Nasional

Tidak Manipulasi Suara Rakyat, KPU Harus Lakukan Rekapitulasi Secara Jujur, Adil dan Transparan

Oleh : very - Kamis, 15/02/2024 12:30 WIB

Koordinator Komite Pemilih Indonesia (Tepi Indonesia), Jeirry Sumampow. (Foto: Ist)

Jakarta, INDONEWS.ID - Rakyat Indonesia sudah memilih calon pilihannya, baik calon presiden-calon wakil presiden, maupun calon anggota legislatif dalam pemilu yang berlangsung pada Rabu (14/2) kemarin.

Saat ini, penyelenggara Pemilu (KPU) bersama jajarannya sedang melakukan rekapitulasi suara pemilu tersebut. Karena itu, diharapkan proses rekapitulasi itu berjalan secara jujur, adil dan transparan.

“Kami berharap bahwa proses rekapitulasi dilakukan secara jujur, adil dan transparan oleh penyelenggara pemilu. Dan kita semua harus terus mengawal sampai akhir, agar pilihan rakyat tidak dimanipulasi oleh pihak tertentu untuk keuntungan mereka sendiri. Kita pastikan bahwa suara rakyat tetap murni dan tidak dimanipulasi,” ujar Koordinator Komite Pemilih Indonesia (Tepi Indonesia), Jeirry Sumampow melalui siaran pers di Jakarta, Kamis (15/2).

Karena itu, KPU diharapkan bisa bekerja baik, profesional dan transparan. “Sebab banyak sekali kritik yang terkait dengan kinerja KPU yang kurang baik, kurang profesional dan tidak transparan. Jika dalam proses rekapitulasi nanti masih muncul persoalan terkait kinerja KPU, maka bisa menimbulkan persoalan baru yang mendelegitimasi proses dan hasil pemilu ini,” katanya.

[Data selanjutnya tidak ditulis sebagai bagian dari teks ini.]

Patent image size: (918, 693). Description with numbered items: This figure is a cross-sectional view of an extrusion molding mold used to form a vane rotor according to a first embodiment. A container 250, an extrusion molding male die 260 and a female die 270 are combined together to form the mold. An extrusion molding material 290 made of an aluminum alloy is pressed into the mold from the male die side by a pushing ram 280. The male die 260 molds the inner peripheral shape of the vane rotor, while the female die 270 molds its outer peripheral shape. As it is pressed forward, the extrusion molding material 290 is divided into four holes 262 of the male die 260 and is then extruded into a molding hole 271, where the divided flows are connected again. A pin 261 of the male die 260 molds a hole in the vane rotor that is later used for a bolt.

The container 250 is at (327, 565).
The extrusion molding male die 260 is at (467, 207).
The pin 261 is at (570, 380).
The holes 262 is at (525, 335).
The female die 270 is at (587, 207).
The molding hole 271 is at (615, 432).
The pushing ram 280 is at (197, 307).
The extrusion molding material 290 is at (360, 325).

Jeirry mengatakan, rakyat sudah memilih dan menentukan pilihannya. Karena itu, siapa yang terpilih, merekalah yang berhak memimpin dan menduduki kursi yang ditentukan.

“Pilihan rakyat ini harus kita hormati dan hargai, sebab rakyatlah yang berdaulat dalam pemilu. Sehingga siapapun yang dipilih oleh rakyat dalam Pemilu, harus kita terima meski yang kita dukung dan pilih tidak menang. Itulah wujud sikap sebagai warga negara yang baik. Memang harus tetap ada yang menang dan kalah dalam setiap kompetisi pemilu. Apapun hasilnya kita harus tetap bersatu dan rukun sebagai satu bangsa untuk membangun ke depan,” ujarnya.

Jeirry mengatakan, Pemilu secara umum telah berjalan baik, lancar dan damai. Memang ada banyak informasi yang didapatkan terkait potensi kecurangan, kekurangan pelaksanaan proses, kesalahan mekanisme dan hal-hal yang kurang sesuai dengan prosedur yang ada.

Dia mendesak agar semua kecurangan itu harus diproses sesuai dengan mekanisme yang berlaku. Jika ada pelaku kecurangan, pelanggaran ataupun manipulasi tetap harus diproses dan dihukum sesuai dengan ketentuan yang ada. Bahkan jika ada yang berpengaruh terhadap hasil, maka dikembalikan sesuai dengan pilihan rakyat tersebut.

“Sebab jika dibiarkan maka itu akan menjadi cacat pemilu yang akan menjadi ‘noda hitam’ yang akan mendelegitimasi kemenangan para kandidat dan partai politik. Tentu soal ini harus kita tunggu dalam proses selanjutnya. Jika ada gugatan dan keberatan terkait dengan proses dan hasil tetap harus diwadahi dan dilakukan sebagai bagian dari mekanisme pemilu yang demokratis. Tak boleh dihalangi,” katanya.

 

Hindari Pemerintahan yang Semakin Oligarkis

Terkait eforia kemenangan yang dilakukan oleh rakyat pendukung, Jeirry berharap agar hal tersebut sebaiknya dikurangi. Sebab bisa memicu kericuhan atau bentrok dengan pendukung yang lain, secara khusus pendukung Capres-cawapres.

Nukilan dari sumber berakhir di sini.